Desestruturação familiar, distúrbios psicossociais e a debilidade física são apenas alguns dos graves efeitos da drástica problemática no Brasil: a pedofilia. Nesse contexto, ao raciocinar sobre esse fenômeno, observa-se que tal dilema tem relação direta com a negligência estatal somado ao descaso de setores formadores de valores morais no corpo civil. Diante disso, é crucial um esforço mais significativo no âmbito sociopolítico para mitigar esse crime e garantir a segurança dos infantes no meio social.
A princípio, é visível a omissão governamental no cumprimento de prerrogativas jurídicas. Desse modo, apesar de grandes avanços legais ao combate e prevenção da pedofilia e exploração sexual, como a criação do ECA e de conselhos tutelares, cujo objetivo maior é garantir o bem-estar de crianças, nota-se, na prática, o insucesso desse ideal. Prova dessa relação antagônica são os dados do Ministério da Justiça, os quais mostraram, em 2017, uma média diária de 50 denúncias sobre abuso sexual contra o público infantil. Destarte, ao ferir frontalmente princípios constitucionais e corroborar para a persistência desse quadro, é substancial a reformulação dessa postura política.
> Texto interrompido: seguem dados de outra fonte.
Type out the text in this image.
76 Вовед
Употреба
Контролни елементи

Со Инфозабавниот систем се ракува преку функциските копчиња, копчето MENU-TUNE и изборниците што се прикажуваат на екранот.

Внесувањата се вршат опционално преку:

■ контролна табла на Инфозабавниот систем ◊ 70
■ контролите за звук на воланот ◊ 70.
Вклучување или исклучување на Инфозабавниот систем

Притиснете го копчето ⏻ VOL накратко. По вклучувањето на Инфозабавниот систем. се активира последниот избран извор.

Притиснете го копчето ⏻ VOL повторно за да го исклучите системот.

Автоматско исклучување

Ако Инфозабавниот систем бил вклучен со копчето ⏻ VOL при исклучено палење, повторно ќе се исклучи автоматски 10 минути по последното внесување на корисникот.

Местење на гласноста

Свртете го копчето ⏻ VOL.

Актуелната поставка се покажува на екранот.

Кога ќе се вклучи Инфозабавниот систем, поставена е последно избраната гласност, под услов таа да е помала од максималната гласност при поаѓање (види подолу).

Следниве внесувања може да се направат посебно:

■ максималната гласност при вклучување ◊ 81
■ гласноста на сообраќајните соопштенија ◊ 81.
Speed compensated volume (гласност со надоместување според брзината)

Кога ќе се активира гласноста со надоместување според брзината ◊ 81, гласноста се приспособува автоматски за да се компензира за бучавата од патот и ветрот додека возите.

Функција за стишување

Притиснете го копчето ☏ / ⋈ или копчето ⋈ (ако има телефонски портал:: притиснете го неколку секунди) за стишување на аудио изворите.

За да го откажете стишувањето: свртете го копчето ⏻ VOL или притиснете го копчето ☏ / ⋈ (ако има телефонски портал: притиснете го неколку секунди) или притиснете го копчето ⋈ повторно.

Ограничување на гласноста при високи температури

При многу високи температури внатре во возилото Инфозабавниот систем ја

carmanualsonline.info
Ademais, é importante salientar outro fator determinante para a perpetuação desse cenário: o desconhecimento de causas e consequências. Nessa linha de raciocínio, o baixo número de debates eficientes em campos midiáticos e comportamentais- a exemplo de escolas e da grande mídia- causa a alienação de grande parcela populacional, contribuindo, assim, para a transformação da pedofilia em um tabu. Sob esse prisma, tão realidade contraria a lógica do filósofo John Rawls, o qual defendia a importância de discussões sociopolíticas em áreas públicas para a materialização de uma sociedade justa e democrática.
Em síntese, são necessárias ações para fragilizar a pedofilia no país. Logo, a fim de combater esse delito, o Poder Público, por meio de parcerias público privadas e dedução fiscal, deve criar aplicativos para facilitar a fiscalização e denúncias de casos. Além disso, compete às instituições formadoras de opinião, o aumento no número de debates acerca dessa temática, bem como a presença de psicólogos nas escolas e discussões em novelas e filmes, com o intuito de fomentar o pensamento crítico e a resolução desse quadro. Assim sendo, espera-se o Brasil superar tal desafio e fazer jus ao lema positivista presente na Bandeira Nacional.